Майкл Уайт, ссылаясь на работы Дерриды
В течение многих лет Майкл Уайт представил слушателям и читателям множество прекрасных и вдохновляющих «пересмотров» нарративного подхода, который он разрабатывал вместе с Дэвидом Эпстоном (White & Epston, 1990, 1992). Описывая нарративную практику с новых точек зрения, он создавал новое видение и новое понимание.
Майкл постоянно читал литературу «не по специальности» и исследовал возможности, предлагаемые развернутыми в ней идеями. Это позволяло рассматривать терапевтическую практику под неожиданными углами и по-новому говорить о ней, поэтому существуют различные описания терапевтических бесед в нарративном подходе (Morgan, 2000; White, 1995, 1997, 2001). По мере того, как формулировались связи терапевтической практики с тем или иным корпусом идей, у практиков появлялись новые возможности в их работе с людьми, семьями, группами и сообществами.
Многие коллеги в Австралии и за ее пределами вдохновляли и поддерживали длительный интерес Майкла Уайта к французской критической философии, социальной антропологии, феминистским исследованиям и другим смежным областям. На протяжении десятилетий Майкл делился опытом работы на семинарах, обсуждал свои идеи с коллегами, и эти дискуссии вносили важный вклад в развитие нарративной терапии.
В этой статье мы обсуждаем последние наработки в контексте всего лишь одного аспекта нарративного подхода: «отсутствующего, но подразумеваемого». Мы можем использовать это понятие как точку входа в исследование историй «я», альтернативных по отношению к проблемной истории, которую люди приносят в терапию. Обнаружение и развитие этих альтернативных рассказов о жизни — ключевой аспект нарративной практики.
ПРЕДПОЧИТАЕМЫЕ ИСТОРИИ
В 80-е годы Майкл Уайт предложил терапевтическую практику исследования альтернативных историй – «иных» версий жизни, отличных от проблемной истории (White, 1989). С начала 90-х Майкл начал подчеркивать значимость «интенциональности» и «вопросов об интенциональных состояниях», и альтернативные истории получили новую известность как предпочитаемые истории (White, 1991, 1995, 2001).
Этот сдвиг отражает то, что истории о себе и о жизни, которые ищутся и создаются в качестве альтернативы проблемным историям, — это не какие угодно истории, отличающиеся от проблемной, но истории, отражающие намерения людей в отношении их жизни. Эти предпочитаемые истории соответствуют тому, как люди хотели бы проживать свою жизнь, тому, что для людей ценно.
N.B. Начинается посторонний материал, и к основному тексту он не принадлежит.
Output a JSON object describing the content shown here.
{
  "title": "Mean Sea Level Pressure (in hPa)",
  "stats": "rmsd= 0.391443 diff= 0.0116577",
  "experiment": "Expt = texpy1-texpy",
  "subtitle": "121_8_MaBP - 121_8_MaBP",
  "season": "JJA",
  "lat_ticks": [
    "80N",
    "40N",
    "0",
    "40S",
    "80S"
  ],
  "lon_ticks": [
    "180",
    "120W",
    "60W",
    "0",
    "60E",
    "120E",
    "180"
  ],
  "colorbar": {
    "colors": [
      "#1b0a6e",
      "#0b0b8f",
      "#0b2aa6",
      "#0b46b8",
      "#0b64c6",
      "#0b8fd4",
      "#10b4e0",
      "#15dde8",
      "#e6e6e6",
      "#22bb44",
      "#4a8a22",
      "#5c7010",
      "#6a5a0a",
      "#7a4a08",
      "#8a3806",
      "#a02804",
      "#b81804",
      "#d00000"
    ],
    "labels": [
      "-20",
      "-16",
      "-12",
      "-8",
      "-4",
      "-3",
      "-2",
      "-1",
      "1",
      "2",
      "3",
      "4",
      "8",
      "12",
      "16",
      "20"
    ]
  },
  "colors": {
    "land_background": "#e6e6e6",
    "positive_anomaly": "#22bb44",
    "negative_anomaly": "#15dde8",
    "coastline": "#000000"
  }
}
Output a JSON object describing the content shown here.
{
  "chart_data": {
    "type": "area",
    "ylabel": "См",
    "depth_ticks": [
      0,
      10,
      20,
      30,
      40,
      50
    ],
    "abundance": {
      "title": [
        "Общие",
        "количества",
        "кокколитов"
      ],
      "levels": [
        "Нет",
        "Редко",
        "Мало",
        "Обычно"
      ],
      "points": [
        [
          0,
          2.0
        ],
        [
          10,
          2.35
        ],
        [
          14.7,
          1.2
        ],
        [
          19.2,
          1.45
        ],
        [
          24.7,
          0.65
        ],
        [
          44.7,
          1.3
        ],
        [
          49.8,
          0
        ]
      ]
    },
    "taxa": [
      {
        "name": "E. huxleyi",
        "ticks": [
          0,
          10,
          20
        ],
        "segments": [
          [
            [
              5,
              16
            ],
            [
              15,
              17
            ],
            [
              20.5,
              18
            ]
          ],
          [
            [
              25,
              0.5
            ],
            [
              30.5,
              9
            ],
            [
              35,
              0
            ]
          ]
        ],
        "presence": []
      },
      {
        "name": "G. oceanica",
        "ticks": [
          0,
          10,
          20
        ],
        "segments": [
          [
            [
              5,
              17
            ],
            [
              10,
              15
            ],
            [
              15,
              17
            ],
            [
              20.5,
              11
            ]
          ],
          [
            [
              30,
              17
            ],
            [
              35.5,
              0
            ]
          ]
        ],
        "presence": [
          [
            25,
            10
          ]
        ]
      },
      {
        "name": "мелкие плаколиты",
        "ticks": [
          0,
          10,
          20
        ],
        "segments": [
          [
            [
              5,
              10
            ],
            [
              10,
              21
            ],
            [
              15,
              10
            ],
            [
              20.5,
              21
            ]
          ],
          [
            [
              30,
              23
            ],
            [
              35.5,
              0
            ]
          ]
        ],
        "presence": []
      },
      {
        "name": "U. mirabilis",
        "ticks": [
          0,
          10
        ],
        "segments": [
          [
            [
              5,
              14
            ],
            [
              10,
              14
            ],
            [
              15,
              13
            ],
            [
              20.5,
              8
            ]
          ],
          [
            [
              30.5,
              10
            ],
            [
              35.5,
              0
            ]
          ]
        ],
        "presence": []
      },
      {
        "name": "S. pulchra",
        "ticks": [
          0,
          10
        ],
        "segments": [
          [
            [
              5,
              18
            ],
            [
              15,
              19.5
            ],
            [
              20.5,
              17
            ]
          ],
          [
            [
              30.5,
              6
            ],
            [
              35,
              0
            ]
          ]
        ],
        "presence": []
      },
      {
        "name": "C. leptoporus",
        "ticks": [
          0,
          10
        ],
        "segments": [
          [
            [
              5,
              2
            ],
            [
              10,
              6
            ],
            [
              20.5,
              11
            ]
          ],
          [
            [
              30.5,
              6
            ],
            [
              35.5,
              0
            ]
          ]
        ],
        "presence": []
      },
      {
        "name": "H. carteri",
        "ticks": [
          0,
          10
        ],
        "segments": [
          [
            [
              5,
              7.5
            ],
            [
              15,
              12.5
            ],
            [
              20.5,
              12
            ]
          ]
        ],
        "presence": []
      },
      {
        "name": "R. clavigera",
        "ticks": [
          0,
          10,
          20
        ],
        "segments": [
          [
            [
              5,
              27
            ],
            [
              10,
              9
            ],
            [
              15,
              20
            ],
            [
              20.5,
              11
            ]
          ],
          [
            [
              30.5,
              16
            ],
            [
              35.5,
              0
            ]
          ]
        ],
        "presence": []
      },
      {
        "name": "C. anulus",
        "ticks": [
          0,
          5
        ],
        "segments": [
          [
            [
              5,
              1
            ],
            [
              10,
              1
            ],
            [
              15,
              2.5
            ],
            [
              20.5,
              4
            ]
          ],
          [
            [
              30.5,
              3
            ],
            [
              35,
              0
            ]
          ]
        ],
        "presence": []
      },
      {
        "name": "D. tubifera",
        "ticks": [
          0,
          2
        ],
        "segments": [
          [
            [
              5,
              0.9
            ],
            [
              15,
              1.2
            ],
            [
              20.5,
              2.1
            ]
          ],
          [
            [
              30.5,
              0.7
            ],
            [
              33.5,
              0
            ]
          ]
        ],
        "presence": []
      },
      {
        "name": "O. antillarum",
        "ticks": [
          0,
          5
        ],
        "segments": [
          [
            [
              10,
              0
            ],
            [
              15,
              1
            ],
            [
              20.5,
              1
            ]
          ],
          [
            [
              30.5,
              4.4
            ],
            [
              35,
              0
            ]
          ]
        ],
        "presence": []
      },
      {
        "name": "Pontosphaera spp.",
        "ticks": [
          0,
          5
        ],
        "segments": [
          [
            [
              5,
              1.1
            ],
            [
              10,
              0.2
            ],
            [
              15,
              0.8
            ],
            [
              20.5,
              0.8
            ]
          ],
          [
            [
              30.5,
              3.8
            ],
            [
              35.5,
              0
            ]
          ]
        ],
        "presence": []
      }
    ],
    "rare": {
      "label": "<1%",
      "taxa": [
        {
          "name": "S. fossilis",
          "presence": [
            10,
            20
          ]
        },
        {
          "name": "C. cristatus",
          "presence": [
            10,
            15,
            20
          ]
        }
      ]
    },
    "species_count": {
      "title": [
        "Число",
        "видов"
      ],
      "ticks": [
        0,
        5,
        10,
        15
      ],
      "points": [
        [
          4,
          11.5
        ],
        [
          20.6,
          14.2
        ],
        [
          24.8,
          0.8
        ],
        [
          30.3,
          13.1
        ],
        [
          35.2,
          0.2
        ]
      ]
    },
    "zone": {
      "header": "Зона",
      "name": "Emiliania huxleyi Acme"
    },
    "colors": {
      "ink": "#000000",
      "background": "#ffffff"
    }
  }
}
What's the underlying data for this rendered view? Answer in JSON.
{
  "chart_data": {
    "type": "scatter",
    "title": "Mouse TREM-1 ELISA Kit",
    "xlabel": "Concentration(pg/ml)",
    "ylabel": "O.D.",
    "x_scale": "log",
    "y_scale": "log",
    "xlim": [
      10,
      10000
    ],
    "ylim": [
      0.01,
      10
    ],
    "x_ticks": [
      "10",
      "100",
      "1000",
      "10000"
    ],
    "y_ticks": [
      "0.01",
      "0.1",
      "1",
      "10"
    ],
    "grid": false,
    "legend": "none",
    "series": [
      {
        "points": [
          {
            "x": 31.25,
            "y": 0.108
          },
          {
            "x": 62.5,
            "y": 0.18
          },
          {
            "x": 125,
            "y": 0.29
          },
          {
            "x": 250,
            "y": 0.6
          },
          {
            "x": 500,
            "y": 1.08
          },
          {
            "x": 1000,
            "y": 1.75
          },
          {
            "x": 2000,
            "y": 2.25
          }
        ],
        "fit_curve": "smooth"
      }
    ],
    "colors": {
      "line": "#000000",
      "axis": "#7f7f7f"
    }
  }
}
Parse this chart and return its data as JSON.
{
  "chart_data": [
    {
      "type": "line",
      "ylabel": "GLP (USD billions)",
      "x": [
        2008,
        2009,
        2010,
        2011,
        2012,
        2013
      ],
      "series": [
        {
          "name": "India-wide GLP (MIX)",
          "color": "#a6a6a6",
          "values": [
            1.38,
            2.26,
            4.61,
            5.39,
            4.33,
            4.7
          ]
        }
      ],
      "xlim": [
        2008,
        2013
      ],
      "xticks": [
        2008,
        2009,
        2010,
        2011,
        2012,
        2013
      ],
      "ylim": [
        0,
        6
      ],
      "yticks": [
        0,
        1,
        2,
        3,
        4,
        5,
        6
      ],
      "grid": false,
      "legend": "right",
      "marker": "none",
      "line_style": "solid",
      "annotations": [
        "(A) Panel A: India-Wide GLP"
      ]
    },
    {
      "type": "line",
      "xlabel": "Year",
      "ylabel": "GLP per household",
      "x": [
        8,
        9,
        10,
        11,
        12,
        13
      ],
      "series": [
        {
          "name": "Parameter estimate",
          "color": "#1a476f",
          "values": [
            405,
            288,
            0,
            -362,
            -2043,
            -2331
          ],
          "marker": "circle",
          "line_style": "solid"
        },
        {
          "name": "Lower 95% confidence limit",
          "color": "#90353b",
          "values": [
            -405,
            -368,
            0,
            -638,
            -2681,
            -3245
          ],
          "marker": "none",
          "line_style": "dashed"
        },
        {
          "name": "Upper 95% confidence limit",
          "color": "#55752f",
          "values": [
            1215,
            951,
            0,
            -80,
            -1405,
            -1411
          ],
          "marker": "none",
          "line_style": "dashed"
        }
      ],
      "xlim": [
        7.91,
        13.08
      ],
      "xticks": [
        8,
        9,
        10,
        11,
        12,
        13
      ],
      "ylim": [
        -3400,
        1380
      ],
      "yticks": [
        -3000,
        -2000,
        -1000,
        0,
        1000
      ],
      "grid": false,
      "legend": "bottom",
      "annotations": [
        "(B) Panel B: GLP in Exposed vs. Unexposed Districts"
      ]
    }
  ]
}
Термин «предпочитаемая» передает ощущение, что мы специально ищем нечто, отличающееся от проблемы, и что у людей есть предпочтения в том, как они хотят проживать свою жизнь.
В начале 2000-х Майкл Уайт стал использовать в практике задавания вопросов о предпочитаемой истории метафору «скаффолдинга» — «строительных лесов» или «системы опор». Это новое понимание возникло под влиянием работ Льва Выготского, русского психолога и специалиста в области теории обучения, жившего в начале 20-го века (Vygotsky, 1986). Идеи Выготского были развиты Джеромом Брунером и стали доступны англоязычной аудитории посредством его публикаций (Bruner, 1978, 1990)
Концепция «скаффолдинга» дает возможность взглянуть на использование терапевтических вопросов в качестве опор или ступеней, позволяющих людям «узнавать и присваивать» то, что было им ранее неизвестно о самих себе, продвигаясь по доселе неизведанным территориям собственных предпочитаемых историй. Тщательно простроенная система опор-вопросов может поддержать людей в их движении от «известного и привычного» проблемного опыта к территориям их предпочитаемых историй, которые «пока еще неизвестны, но их возможно изучить и освоить».
Идеи Выготского о том, как мы можем исследовать и осваивать эти истории себя, также побудили Майкла Уайта задуматься, как формирование понятий поддерживает переживание способности влиять на собственную жизнь (White, 2007 p. 226). Максимально упрощая, можно сказать, что если у нас не было возможностей сформировать представления, «кто мы такие» и «о чем мы», в таком случае у нас нет ощущения способности управлять своей жизнью или влиять на нее, то есть направлять свою жизнь в сторону того, что для нас «работает» и совпадает с нашими жизненными ценностями.
В фокусе внимания нарративного подхода в первую очередь находится то, как люди понимают свой жизненный опыт и как возможно создать условия для укрепления их переживания способности влиять на собственную жизнь – в контексте действий в ответ на проблемные ситуации, с которыми они сталкиваются.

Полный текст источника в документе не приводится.